No. Both the BNF and PNP versions require a separate 3S 11.1V 2200mAh 30C LiPo with an EC3 connector. The BNF version needs a compatible 4+ channel Spektrum DSMX/DSM2 transmitter; the PNP version needs both a receiver and a transmitter.

Q: Why won't my Icon A5 take off from the water?

The most common causes are dead-calm air with no headwind to help break the surface tension, or a reversed propeller. Check propeller rotation first, then try taking off with even a light headwind before assuming the motor is underpowered.

Q: Does the Icon A5 leak?

It can, primarily through the hatch seam and fuselage joints after repeated water sessions. Sealing seams with silicone or CA, spraying electronics with a corrosion inhibitor, and drying the plane after every flight prevents this from becoming a real problem — several owners report multiple years of service with this routine.

Q: Is the Icon A5 good for a first floatplane?

It's approachable with SAFE Select engaged, but the lack of a water rudder and its tendency to tip-stall at low speed make it a better second or third plane than a true first RC airplane. A dedicated beginner platform is worth starting with first — see our beginner trainer guide for that step.

Q: Can the Icon A5 do loops and rolls?

Not convincingly. Owners consistently describe it as non-aerobatic — it's built for stable water and land flying, not 3D maneuvers. If aerobatics on floats matter to you, the E-flite Turbo Timber Evolution on 4S power is the better fit.

Conclusion & Final Verdict

The E-flite Icon A5 1.3m earns its fans honestly: it looks like nothing else on the water, handles calmly with SAFE Select engaged, and holds up for years when owners treat the hatch seams and electronics with the respect a floatplane deserves. What it isn't is a versatile do-everything platform, an aerobatic performer, or — with Horizon Hobby's discontinuation — an easy plane to simply order fresh in 2026.

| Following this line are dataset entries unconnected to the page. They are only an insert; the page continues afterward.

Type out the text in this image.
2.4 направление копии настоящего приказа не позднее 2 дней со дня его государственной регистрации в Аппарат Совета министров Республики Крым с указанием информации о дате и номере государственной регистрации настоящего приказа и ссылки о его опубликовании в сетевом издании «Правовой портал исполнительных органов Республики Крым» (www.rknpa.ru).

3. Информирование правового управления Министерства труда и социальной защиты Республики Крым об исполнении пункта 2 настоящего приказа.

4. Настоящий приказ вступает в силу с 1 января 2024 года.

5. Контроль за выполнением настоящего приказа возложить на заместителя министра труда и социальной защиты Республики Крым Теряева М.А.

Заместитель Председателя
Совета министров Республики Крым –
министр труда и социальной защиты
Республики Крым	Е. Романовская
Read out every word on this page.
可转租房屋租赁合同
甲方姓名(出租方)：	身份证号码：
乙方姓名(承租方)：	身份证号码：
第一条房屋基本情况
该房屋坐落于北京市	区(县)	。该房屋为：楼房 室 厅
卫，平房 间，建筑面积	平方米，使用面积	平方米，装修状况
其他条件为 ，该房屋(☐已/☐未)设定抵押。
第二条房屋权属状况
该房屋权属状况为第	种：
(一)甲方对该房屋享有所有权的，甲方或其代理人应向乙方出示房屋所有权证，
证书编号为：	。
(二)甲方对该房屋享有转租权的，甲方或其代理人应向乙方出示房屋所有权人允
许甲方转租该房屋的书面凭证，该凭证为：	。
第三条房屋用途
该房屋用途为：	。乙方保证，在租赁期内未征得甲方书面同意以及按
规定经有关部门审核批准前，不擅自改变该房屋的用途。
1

For pilots set on that specific Icon A5 look, tracking one down secondhand or through remaining dealer stock is still a reasonable call, provided you go in prepared for the maintenance routine and the missing water rudder. For everyone else asking "what's a good amphibious RC plane right now," the FMS Kingfisher's three interchangeable gear sets and included water rudder make it the more practical buy at a similar price point, and the Turbo Timber Evolution is the pick if aerobatic performance on floats is the actual goal.

Whichever direction you go, the fundamentals matter more than the plane: take off and land into the wind, respect your CG, and dry your electronics after every session on the water.